Я убила всю свою семью?

Они все мертвы.. из-за меня? Не из-за свихнувшегося Питера или еще чего, а из-за меня? Они все могли бы жить.. если бы я не была монстром, если бы не была гибридом, если бы.. если бы просто не была.

Не существовала.

Кажется, папа понимает, о чем я думаю, потому что, несмотря на мои брыкания, все-таки притягивает к себе и крепко прижимает к груди. Я рыдаю, кричу, бью его ладонями по всему, что приходится, но в конечном счете остается только пустота.

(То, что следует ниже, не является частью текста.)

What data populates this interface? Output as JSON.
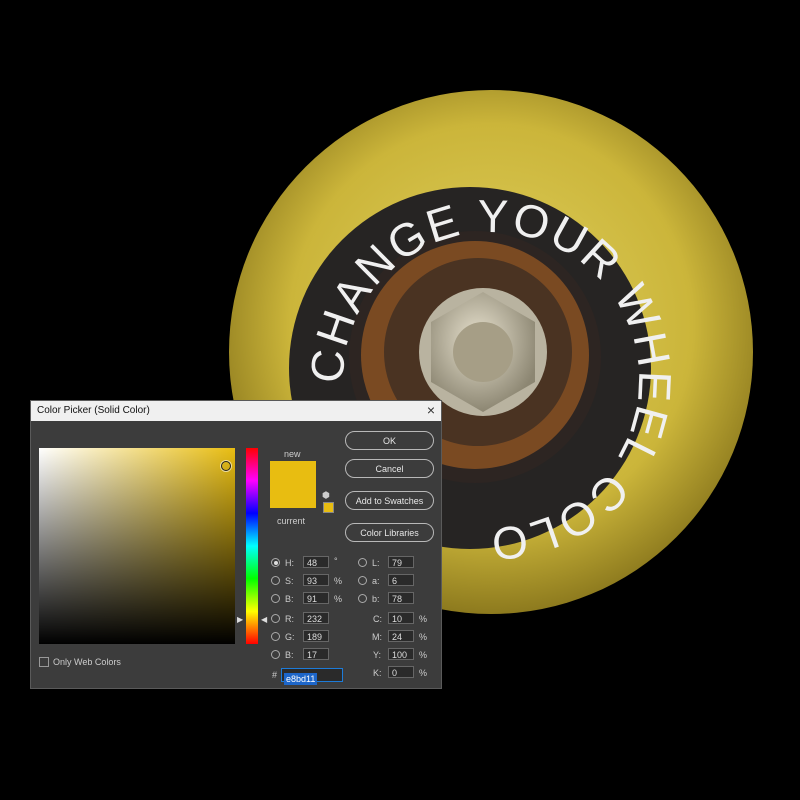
{
  "banner": {
    "text": "CHANGE YOUR WHEEL COLOR"
  },
  "dialog": {
    "title": "Color Picker (Solid Color)",
    "close": "×",
    "new_label": "new",
    "current_label": "current",
    "buttons": {
      "ok": "OK",
      "cancel": "Cancel",
      "add_swatches": "Add to Swatches",
      "libraries": "Color Libraries"
    },
    "only_web": "Only Web Colors",
    "colors": {
      "new": "#e8bd11",
      "current": "#e8bd11"
    },
    "hsb": {
      "h_label": "H:",
      "h": "48",
      "h_unit": "°",
      "s_label": "S:",
      "s": "93",
      "s_unit": "%",
      "b_label": "B:",
      "b": "91",
      "b_unit": "%"
    },
    "rgb": {
      "r_label": "R:",
      "r": "232",
      "g_label": "G:",
      "g": "189",
      "b_label": "B:",
      "b": "17"
    },
    "lab": {
      "l_label": "L:",
      "l": "79",
      "a_label": "a:",
      "a": "6",
      "b_label": "b:",
      "b": "78"
    },
    "cmyk": {
      "c_label": "C:",
      "c": "10",
      "m_label": "M:",
      "m": "24",
      "y_label": "Y:",
      "y": "100",
      "k_label": "K:",
      "k": "0",
      "unit": "%"
    },
    "hex_label": "#",
    "hex": "e8bd11"
  }
}
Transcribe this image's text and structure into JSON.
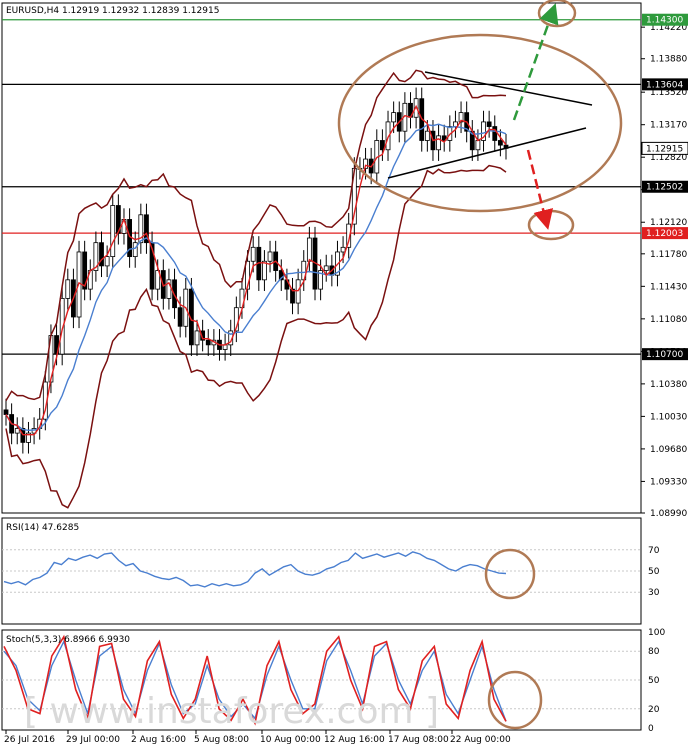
{
  "chart_data": [
    {
      "type": "candlestick",
      "title": "EURUSD,H4  1.12919 1.12932 1.12839 1.12915",
      "symbol": "EURUSD,H4",
      "ohlc_header": "1.12919 1.12932 1.12839 1.12915",
      "ylim": [
        1.0899,
        1.1448
      ],
      "y_ticks": [
        "1.14220",
        "1.13880",
        "1.13520",
        "1.13170",
        "1.12820",
        "1.12470",
        "1.12120",
        "1.11780",
        "1.11430",
        "1.11080",
        "1.10730",
        "1.10380",
        "1.10030",
        "1.09680",
        "1.09330",
        "1.08990"
      ],
      "x_ticks": [
        "26 Jul 2016",
        "29 Jul 00:00",
        "2 Aug 16:00",
        "5 Aug 08:00",
        "10 Aug 00:00",
        "12 Aug 16:00",
        "17 Aug 08:00",
        "22 Aug 00:00"
      ],
      "levels": [
        {
          "label": "1.14300",
          "value": 1.143,
          "color": "#2e9a3c"
        },
        {
          "label": "1.13604",
          "value": 1.13604,
          "color": "#000000"
        },
        {
          "label": "1.12915",
          "value": 1.12915,
          "color": "#000000"
        },
        {
          "label": "1.12502",
          "value": 1.12502,
          "color": "#000000"
        },
        {
          "label": "1.12003",
          "value": 1.12003,
          "color": "#e02020"
        },
        {
          "label": "1.10700",
          "value": 1.107,
          "color": "#000000"
        }
      ],
      "close_series": [
        1.1005,
        1.0985,
        1.099,
        1.0975,
        1.0985,
        1.099,
        1.1,
        1.104,
        1.109,
        1.107,
        1.113,
        1.115,
        1.111,
        1.118,
        1.114,
        1.116,
        1.119,
        1.1165,
        1.1175,
        1.123,
        1.12,
        1.1215,
        1.1175,
        1.119,
        1.122,
        1.119,
        1.114,
        1.116,
        1.113,
        1.115,
        1.112,
        1.11,
        1.114,
        1.108,
        1.1095,
        1.1085,
        1.108,
        1.1085,
        1.1075,
        1.108,
        1.1095,
        1.112,
        1.114,
        1.117,
        1.1185,
        1.115,
        1.117,
        1.118,
        1.116,
        1.115,
        1.114,
        1.1125,
        1.115,
        1.117,
        1.1195,
        1.114,
        1.116,
        1.1165,
        1.1155,
        1.118,
        1.1185,
        1.121,
        1.127,
        1.127,
        1.128,
        1.1265,
        1.13,
        1.129,
        1.132,
        1.133,
        1.131,
        1.134,
        1.1325,
        1.1345,
        1.13,
        1.131,
        1.129,
        1.1305,
        1.13,
        1.1315,
        1.132,
        1.133,
        1.131,
        1.129,
        1.13,
        1.132,
        1.1315,
        1.13,
        1.1295,
        1.12915
      ],
      "indicators": [
        "Bollinger Bands",
        "Moving Average (red)",
        "Moving Average (blue)"
      ],
      "annotations": [
        "symmetrical triangle",
        "target circle 1.14300",
        "target circle 1.12003"
      ]
    },
    {
      "type": "line",
      "title": "RSI(14) 47.6285",
      "name": "RSI(14)",
      "value_label": "47.6285",
      "ylim": [
        0,
        100
      ],
      "y_ticks": [
        "70",
        "50",
        "30"
      ],
      "series": [
        {
          "values": [
            40,
            38,
            40,
            37,
            42,
            44,
            48,
            58,
            56,
            62,
            60,
            63,
            65,
            62,
            66,
            67,
            60,
            55,
            57,
            50,
            48,
            45,
            43,
            42,
            44,
            41,
            36,
            37,
            35,
            38,
            36,
            38,
            36,
            37,
            40,
            48,
            52,
            46,
            50,
            54,
            56,
            50,
            47,
            46,
            48,
            52,
            54,
            58,
            60,
            67,
            62,
            64,
            66,
            63,
            65,
            67,
            64,
            68,
            66,
            62,
            60,
            56,
            52,
            50,
            54,
            56,
            55,
            52,
            50,
            48,
            47.6285
          ]
        }
      ]
    },
    {
      "type": "line",
      "title": "Stoch(5,3,3) 6.8966 6.9930",
      "name": "Stoch(5,3,3)",
      "value_label": "6.8966 6.9930",
      "ylim": [
        0,
        100
      ],
      "y_ticks": [
        "100",
        "80",
        "50",
        "20",
        "0"
      ],
      "series": [
        {
          "values": [
            85,
            60,
            20,
            15,
            75,
            95,
            40,
            10,
            85,
            88,
            30,
            12,
            70,
            90,
            35,
            10,
            30,
            75,
            20,
            8,
            30,
            5,
            65,
            90,
            40,
            15,
            25,
            80,
            95,
            50,
            20,
            85,
            90,
            40,
            20,
            70,
            85,
            25,
            10,
            60,
            90,
            30,
            6.8966
          ]
        },
        {
          "values": [
            80,
            65,
            30,
            18,
            65,
            90,
            50,
            15,
            75,
            85,
            40,
            15,
            60,
            88,
            45,
            15,
            25,
            65,
            30,
            12,
            25,
            10,
            55,
            85,
            50,
            20,
            20,
            70,
            90,
            60,
            25,
            75,
            88,
            50,
            25,
            60,
            80,
            35,
            15,
            50,
            85,
            40,
            6.993
          ]
        }
      ]
    }
  ],
  "watermark": "[ www.instaforex.com ]"
}
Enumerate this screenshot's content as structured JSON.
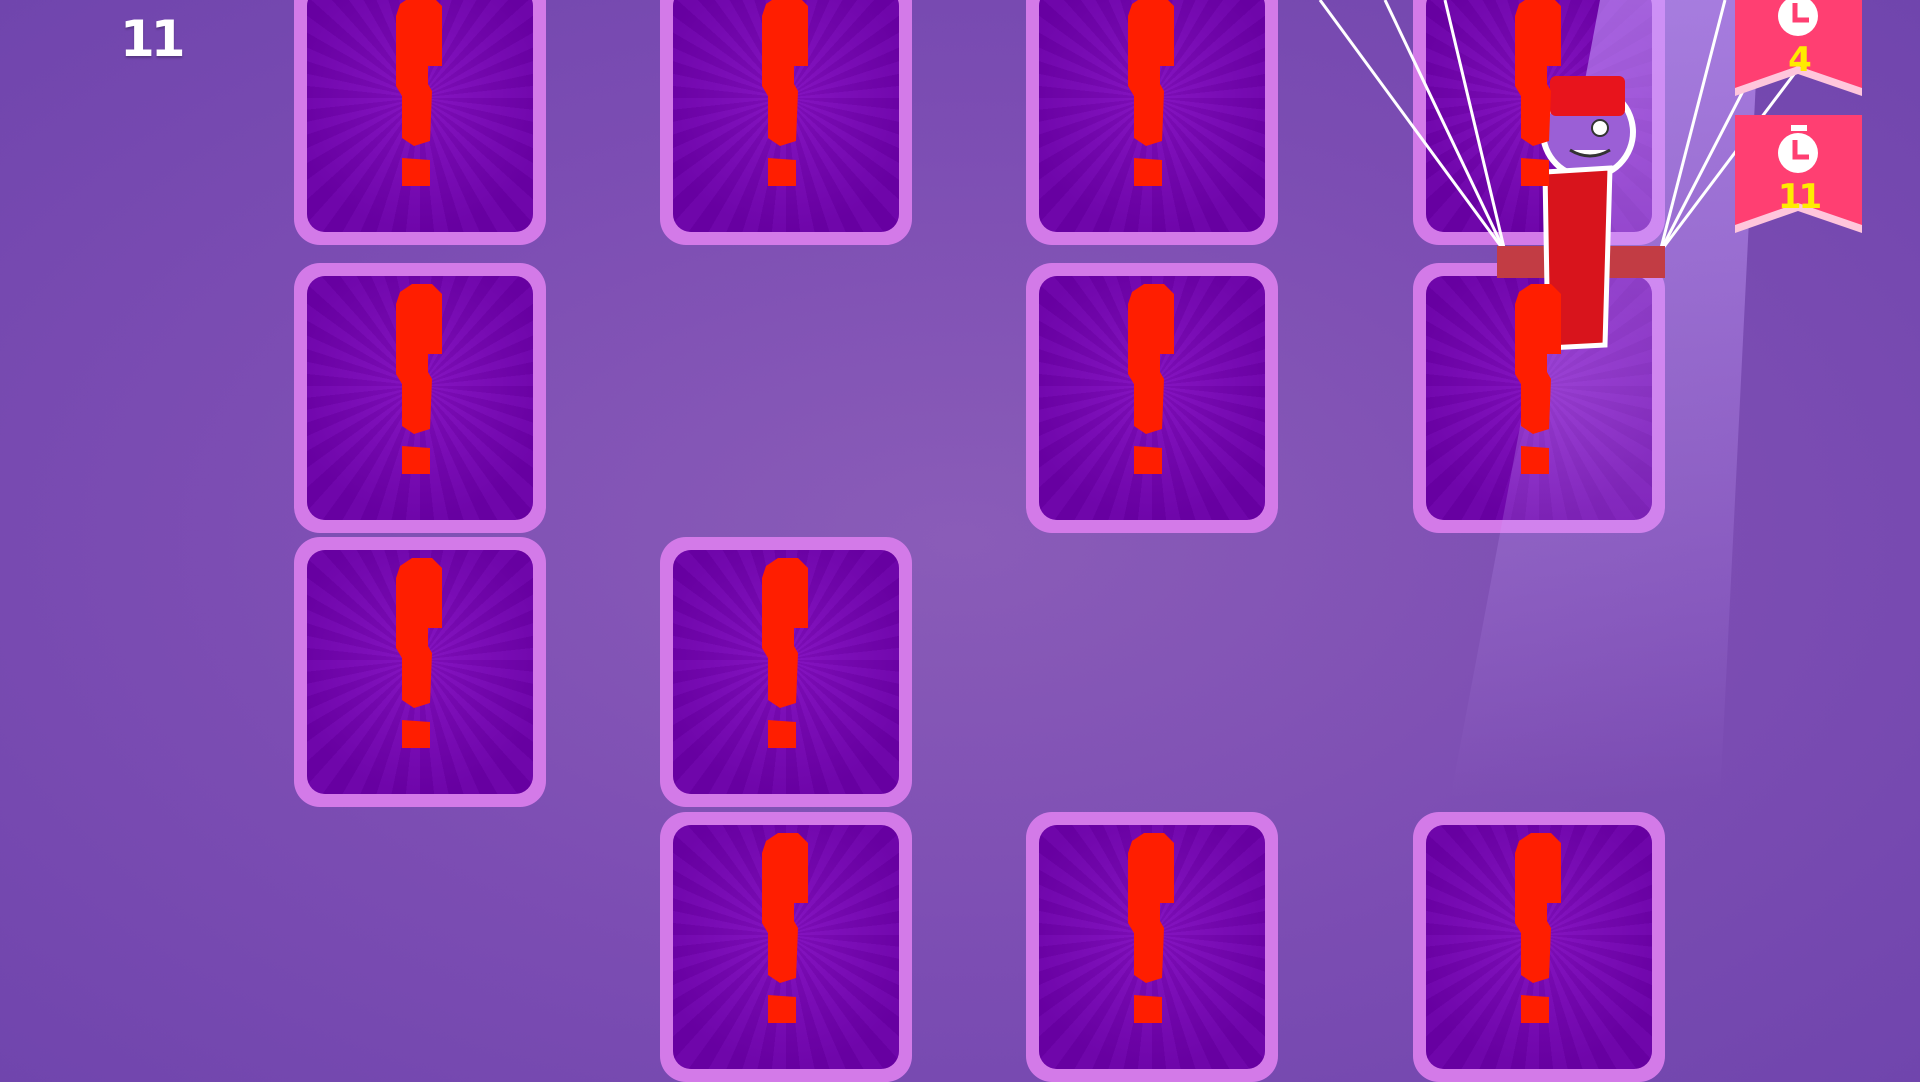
{
  "hud": {
    "score": "11"
  },
  "badges": [
    {
      "icon": "stopwatch-icon",
      "value": "4"
    },
    {
      "icon": "stopwatch-icon",
      "value": "11"
    }
  ],
  "cards": [
    {
      "row": 0,
      "col": 0,
      "face": "exclamation-icon"
    },
    {
      "row": 0,
      "col": 1,
      "face": "exclamation-icon"
    },
    {
      "row": 0,
      "col": 2,
      "face": "exclamation-icon"
    },
    {
      "row": 0,
      "col": 3,
      "face": "exclamation-icon"
    },
    {
      "row": 1,
      "col": 0,
      "face": "exclamation-icon"
    },
    {
      "row": 1,
      "col": 2,
      "face": "exclamation-icon"
    },
    {
      "row": 1,
      "col": 3,
      "face": "exclamation-icon"
    },
    {
      "row": 2,
      "col": 0,
      "face": "exclamation-icon"
    },
    {
      "row": 2,
      "col": 1,
      "face": "exclamation-icon"
    },
    {
      "row": 3,
      "col": 1,
      "face": "exclamation-icon"
    },
    {
      "row": 3,
      "col": 2,
      "face": "exclamation-icon"
    },
    {
      "row": 3,
      "col": 3,
      "face": "exclamation-icon"
    }
  ],
  "colors": {
    "background": "#7c4db3",
    "card_border": "#d37ae8",
    "card_face": "#7600b0",
    "mark": "#ff1e00",
    "badge": "#ff3f72",
    "badge_text": "#ffec00"
  }
}
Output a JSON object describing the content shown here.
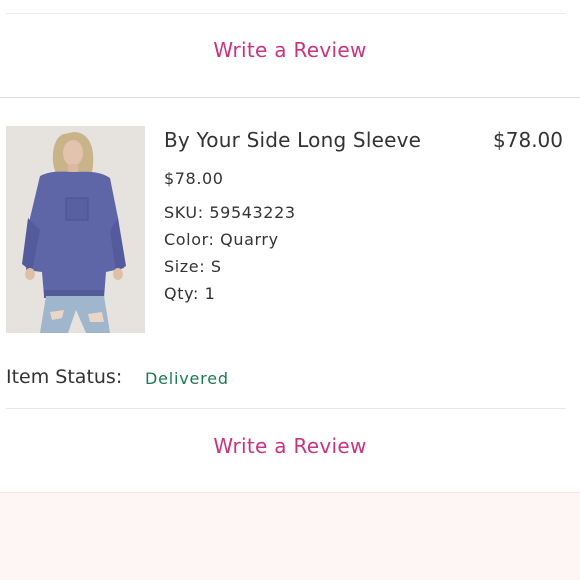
{
  "top_review": {
    "label": "Write a Review"
  },
  "item": {
    "title": "By Your Side Long Sleeve",
    "total": "$78.00",
    "price": "$78.00",
    "sku": "SKU: 59543223",
    "color": "Color: Quarry",
    "size": "Size: S",
    "qty": "Qty: 1",
    "image_icon": "product-photo",
    "colors": {
      "sweater": "#5e66a8",
      "denim": "#9fb6cc"
    }
  },
  "status": {
    "label": "Item Status:",
    "value": "Delivered",
    "value_color": "#1c7a52"
  },
  "bottom_review": {
    "label": "Write a Review"
  },
  "theme": {
    "accent": "#c8347f"
  }
}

Не знаю, как долго ему приходится меня успокаивать прежде, чем мои мысли вновь обретают последовательность и я готова к новым вопросам.

Лично мне кажется, что проходит года три, не меньше.

– Как я могла убить их криком? – спрашиваю, теряя последние остатки надежды – может, это все-таки не я? Питер стоял с ножом и..

Кого я обманываю?

Да, он стоял с ножом, но я же сама видела тела.

Ни одного ножевого ни на ком.

– Как?! – яростно смахиваю слезы со щек – я не первый раз в жизни кричала!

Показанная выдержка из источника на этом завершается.